The Daily Gamecock

Visiting scholar discusses how technology and aging intersect

Fozard: Environment changes how people age

Video gaming skills didn’t come easily for James Fozard. After all, as a product of the 1930s, the technology available to him during his formative years was no more advanced than the rotary telephone. He watched his first television program at the age of 1.

So playing car-racing video games with his young grandson was not easy.

“Grandpa, you’re not very smart,” the child would tell his grandfather, an accomplished scholar of gerontechnology who studies the relationship between aging and technology.

But when the family invested in a Wii, Fozard says he was more able to adapt to the technology. He could control the games by using natural body movements he was used to, and his grandson had to admit, “Grandpa, you’re not so dumb after all.”

Wii video game technology helped Fozard connect with his grandson. And Fozard predicts that similar adventure-style gaming technology will play an increasing role in helping older people adapt to the aging process.

“Gamification,” or the way gaming technology is used for education, health, work and communications, is one example of the intersection of technology and aging that has an increasing impact on generations living longer in an age of rapid technological development.

“There’s no question that this is one of the fastest-growing areas of technology,” Fozard said. “If you are looking for new ways to explore technology, this would be a good career choice.”

Fozard spoke Monday about how longer lives and technology are changing the way people live. This was the first of two lectures sponsored by the Institute for Visiting Scholars Program and the College of Social Work.

For the first time in history, Fozard said, the old-age end of the world population spectrum is increasing faster than the younger end. And changes in the environment — including technology — can actually change the way people age, he said.

“I’m interested in studying and helping understand the interplay between how I’ve aged over the past 80 years and how you’ll age over the next 60,” Fozard said in an interview with The Daily Gamecock. “Your aging will be quite a bit different than mine because of the environment in which one ages.”

The key to technology’s role in aging is not to prevent aging, but to help people age more gracefully, Fozard said.
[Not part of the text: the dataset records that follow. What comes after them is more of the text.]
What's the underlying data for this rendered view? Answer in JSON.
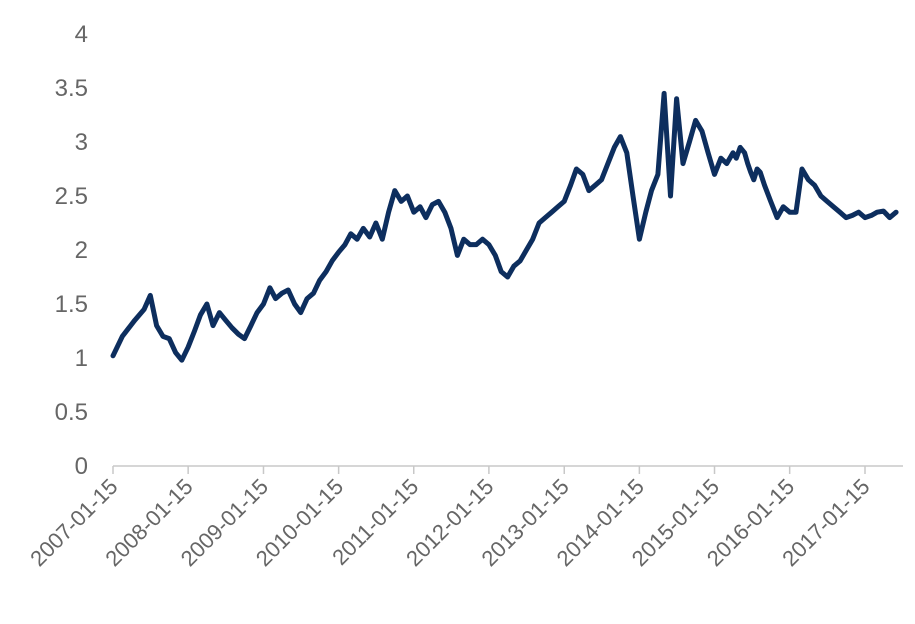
{
  "chart_data": {
    "type": "line",
    "title": "",
    "xlabel": "",
    "ylabel": "",
    "ylim": [
      0,
      4
    ],
    "yticks": [
      "0",
      "0.5",
      "1",
      "1.5",
      "2",
      "2.5",
      "3",
      "3.5",
      "4"
    ],
    "xticks": [
      "2007-01-15",
      "2008-01-15",
      "2009-01-15",
      "2010-01-15",
      "2011-01-15",
      "2012-01-15",
      "2013-01-15",
      "2014-01-15",
      "2015-01-15",
      "2016-01-15",
      "2017-01-15"
    ],
    "grid": false,
    "legend": "none",
    "line_color": "#0d2e5e",
    "series": [
      {
        "x": [
          "2007-01-15",
          "2007-03-01",
          "2007-05-01",
          "2007-06-15",
          "2007-07-15",
          "2007-08-15",
          "2007-09-15",
          "2007-10-15",
          "2007-11-15",
          "2007-12-15",
          "2008-01-15",
          "2008-02-15",
          "2008-03-15",
          "2008-04-15",
          "2008-05-15",
          "2008-06-15",
          "2008-07-15",
          "2008-08-15",
          "2008-09-15",
          "2008-10-15",
          "2008-11-15",
          "2008-12-15",
          "2009-01-15",
          "2009-02-15",
          "2009-03-15",
          "2009-04-15",
          "2009-05-15",
          "2009-06-15",
          "2009-07-15",
          "2009-08-15",
          "2009-09-15",
          "2009-10-15",
          "2009-11-15",
          "2009-12-15",
          "2010-01-15",
          "2010-02-15",
          "2010-03-15",
          "2010-04-15",
          "2010-05-15",
          "2010-06-15",
          "2010-07-15",
          "2010-08-15",
          "2010-09-15",
          "2010-10-15",
          "2010-11-15",
          "2010-12-15",
          "2011-01-15",
          "2011-02-15",
          "2011-03-15",
          "2011-04-15",
          "2011-05-15",
          "2011-06-15",
          "2011-07-15",
          "2011-08-15",
          "2011-09-15",
          "2011-10-15",
          "2011-11-15",
          "2011-12-15",
          "2012-01-15",
          "2012-02-15",
          "2012-03-15",
          "2012-04-15",
          "2012-05-15",
          "2012-06-15",
          "2012-07-15",
          "2012-08-15",
          "2012-09-15",
          "2012-10-15",
          "2012-11-15",
          "2012-12-15",
          "2013-01-15",
          "2013-02-15",
          "2013-03-15",
          "2013-04-15",
          "2013-05-15",
          "2013-06-15",
          "2013-07-15",
          "2013-08-15",
          "2013-09-15",
          "2013-10-15",
          "2013-11-15",
          "2013-12-15",
          "2014-01-15",
          "2014-02-15",
          "2014-03-15",
          "2014-04-15",
          "2014-05-15",
          "2014-06-15",
          "2014-07-15",
          "2014-08-15",
          "2014-09-15",
          "2014-10-15",
          "2014-11-15",
          "2014-12-15",
          "2015-01-15",
          "2015-02-15",
          "2015-03-15",
          "2015-04-15",
          "2015-05-01",
          "2015-05-20",
          "2015-06-10",
          "2015-06-25",
          "2015-07-10",
          "2015-07-25",
          "2015-08-10",
          "2015-08-25",
          "2015-09-15",
          "2015-10-15",
          "2015-11-15",
          "2015-12-15",
          "2016-01-15",
          "2016-02-15",
          "2016-03-15",
          "2016-04-15",
          "2016-05-15",
          "2016-06-15",
          "2016-07-15",
          "2016-08-15",
          "2016-09-15",
          "2016-10-15",
          "2016-11-15",
          "2016-12-15",
          "2017-01-15",
          "2017-02-15",
          "2017-03-15",
          "2017-04-15",
          "2017-05-15",
          "2017-06-15"
        ],
        "values": [
          1.02,
          1.2,
          1.35,
          1.45,
          1.58,
          1.3,
          1.2,
          1.18,
          1.05,
          0.98,
          1.1,
          1.25,
          1.4,
          1.5,
          1.3,
          1.42,
          1.35,
          1.28,
          1.22,
          1.18,
          1.3,
          1.42,
          1.5,
          1.65,
          1.55,
          1.6,
          1.63,
          1.5,
          1.42,
          1.55,
          1.6,
          1.72,
          1.8,
          1.9,
          1.98,
          2.05,
          2.15,
          2.1,
          2.2,
          2.12,
          2.25,
          2.1,
          2.35,
          2.55,
          2.45,
          2.5,
          2.35,
          2.4,
          2.3,
          2.42,
          2.45,
          2.35,
          2.2,
          1.95,
          2.1,
          2.05,
          2.05,
          2.1,
          2.05,
          1.95,
          1.8,
          1.75,
          1.85,
          1.9,
          2.0,
          2.1,
          2.25,
          2.3,
          2.35,
          2.4,
          2.45,
          2.6,
          2.75,
          2.7,
          2.55,
          2.6,
          2.65,
          2.8,
          2.95,
          3.05,
          2.9,
          2.5,
          2.1,
          2.35,
          2.55,
          2.7,
          3.45,
          2.5,
          3.4,
          2.8,
          3.0,
          3.2,
          3.1,
          2.9,
          2.7,
          2.85,
          2.8,
          2.9,
          2.85,
          2.95,
          2.9,
          2.8,
          2.72,
          2.65,
          2.75,
          2.72,
          2.6,
          2.45,
          2.3,
          2.4,
          2.35,
          2.35,
          2.75,
          2.65,
          2.6,
          2.5,
          2.45,
          2.4,
          2.35,
          2.3,
          2.32,
          2.35,
          2.3,
          2.32,
          2.35,
          2.36,
          2.3,
          2.35
        ]
      }
    ]
  }
}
“Technology has done an enormous amount to help us monitor and understand how to help maintain a healthy lifestyle,” he said in his lecture.
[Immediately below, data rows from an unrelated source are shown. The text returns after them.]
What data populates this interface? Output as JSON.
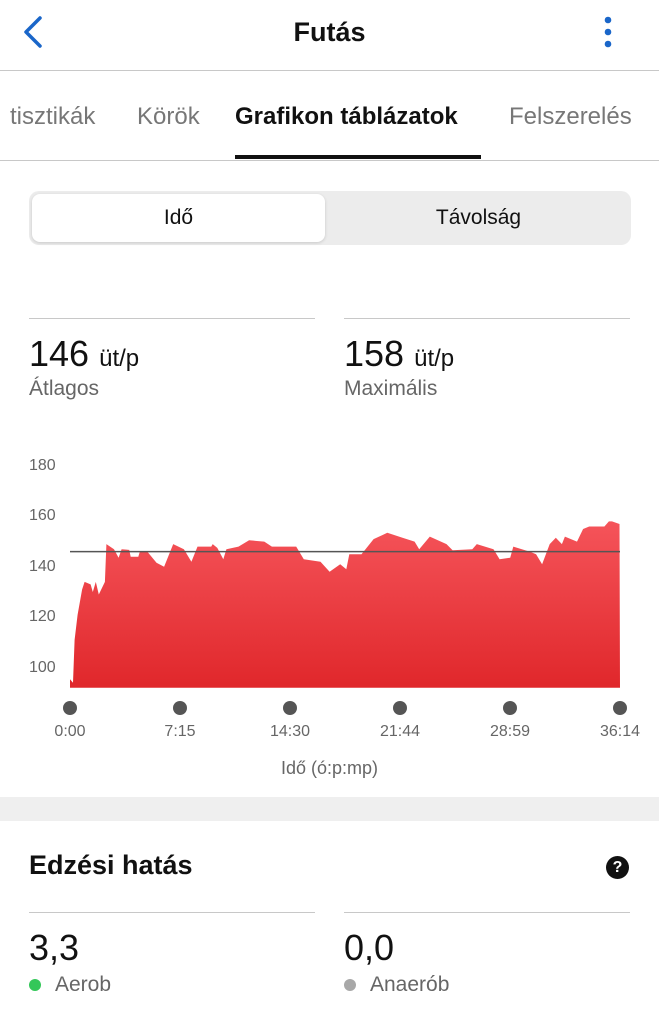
{
  "header": {
    "title": "Futás",
    "back_icon": "chevron-left-icon",
    "more_icon": "more-vertical-icon",
    "accent": "#1a66c9"
  },
  "tabs": [
    {
      "label": "tisztikák"
    },
    {
      "label": "Körök"
    },
    {
      "label": "Grafikon táblázatok",
      "active": true
    },
    {
      "label": "Felszerelés"
    }
  ],
  "segment": {
    "options": [
      "Idő",
      "Távolság"
    ],
    "selected": "Idő"
  },
  "stats": [
    {
      "value": "146",
      "unit": "üt/p",
      "label": "Átlagos"
    },
    {
      "value": "158",
      "unit": "üt/p",
      "label": "Maximális"
    }
  ],
  "chart_data": {
    "type": "area",
    "xlabel": "Idő (ó:p:mp)",
    "x_ticks": [
      "0:00",
      "7:15",
      "14:30",
      "21:44",
      "28:59",
      "36:14"
    ],
    "y_ticks": [
      100,
      120,
      140,
      160,
      180
    ],
    "ylim": [
      92,
      180
    ],
    "xlim_minutes": [
      0,
      36.23
    ],
    "average_line": 146,
    "fill_color": "#e8333a",
    "points_minutes_bpm": [
      [
        0,
        95.4
      ],
      [
        0.2,
        94
      ],
      [
        0.3,
        111
      ],
      [
        0.5,
        121
      ],
      [
        0.8,
        131
      ],
      [
        0.96,
        134
      ],
      [
        1.36,
        133
      ],
      [
        1.5,
        130
      ],
      [
        1.7,
        134
      ],
      [
        1.9,
        129
      ],
      [
        2.3,
        134
      ],
      [
        2.4,
        149
      ],
      [
        2.9,
        147
      ],
      [
        3.2,
        143.6
      ],
      [
        3.4,
        147
      ],
      [
        3.9,
        146.7
      ],
      [
        4.0,
        144
      ],
      [
        4.5,
        144
      ],
      [
        4.6,
        146
      ],
      [
        5.1,
        146
      ],
      [
        5.7,
        141.6
      ],
      [
        6.2,
        140
      ],
      [
        6.8,
        149
      ],
      [
        7.5,
        147
      ],
      [
        8.0,
        142
      ],
      [
        8.4,
        148
      ],
      [
        9.3,
        148
      ],
      [
        9.4,
        149
      ],
      [
        9.7,
        147.5
      ],
      [
        10.1,
        143
      ],
      [
        10.3,
        147
      ],
      [
        11.1,
        148
      ],
      [
        11.8,
        150.5
      ],
      [
        12.8,
        150
      ],
      [
        13.3,
        148
      ],
      [
        14.9,
        148
      ],
      [
        15.4,
        143
      ],
      [
        16.5,
        142
      ],
      [
        17.1,
        138
      ],
      [
        17.8,
        141
      ],
      [
        18.2,
        139
      ],
      [
        18.4,
        145
      ],
      [
        19.2,
        145
      ],
      [
        20.0,
        151
      ],
      [
        20.9,
        153.5
      ],
      [
        21.9,
        151.5
      ],
      [
        22.7,
        150
      ],
      [
        23.0,
        147
      ],
      [
        23.7,
        152
      ],
      [
        24.8,
        149
      ],
      [
        25.2,
        146.6
      ],
      [
        26.5,
        147
      ],
      [
        26.8,
        149
      ],
      [
        27.9,
        147
      ],
      [
        28.3,
        143
      ],
      [
        29.0,
        143.6
      ],
      [
        29.2,
        148
      ],
      [
        30.3,
        146
      ],
      [
        30.7,
        145
      ],
      [
        31.1,
        141
      ],
      [
        31.6,
        149
      ],
      [
        32.0,
        151.5
      ],
      [
        32.4,
        149
      ],
      [
        32.6,
        152
      ],
      [
        33.4,
        150
      ],
      [
        33.8,
        155
      ],
      [
        34.2,
        156
      ],
      [
        35.2,
        156
      ],
      [
        35.5,
        158
      ],
      [
        35.7,
        158
      ],
      [
        36.2,
        157
      ]
    ]
  },
  "training_effect": {
    "title": "Edzési hatás",
    "help_icon": "help-circle-icon",
    "items": [
      {
        "value": "3,3",
        "label": "Aerob",
        "color": "#34c759"
      },
      {
        "value": "0,0",
        "label": "Anaerób",
        "color": "#a8a8a8"
      }
    ]
  }
}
As examples of graceful-aging technologies, Sue Levkoff, an endowed chair in the College of Social Work whose research interests focus on the aging population, pointed to the use of robotics and apps geared toward helping people “age in place.”

“Our worst fear is to go into a nursing home and die in a nursing home,” Levkoff said. “And so the technologies of today are trying to develop things like smart homes and smart environments so that people can age in place in their homes and environments and communities where they’re comfortable.”

A scholar on aging visiting from the University of South Florida, Fozard will speak again next Monday about technology and aging. And in the spring, he’ll lead a series of workshops helping students and faculty develop local projects using technology to modify the aging process.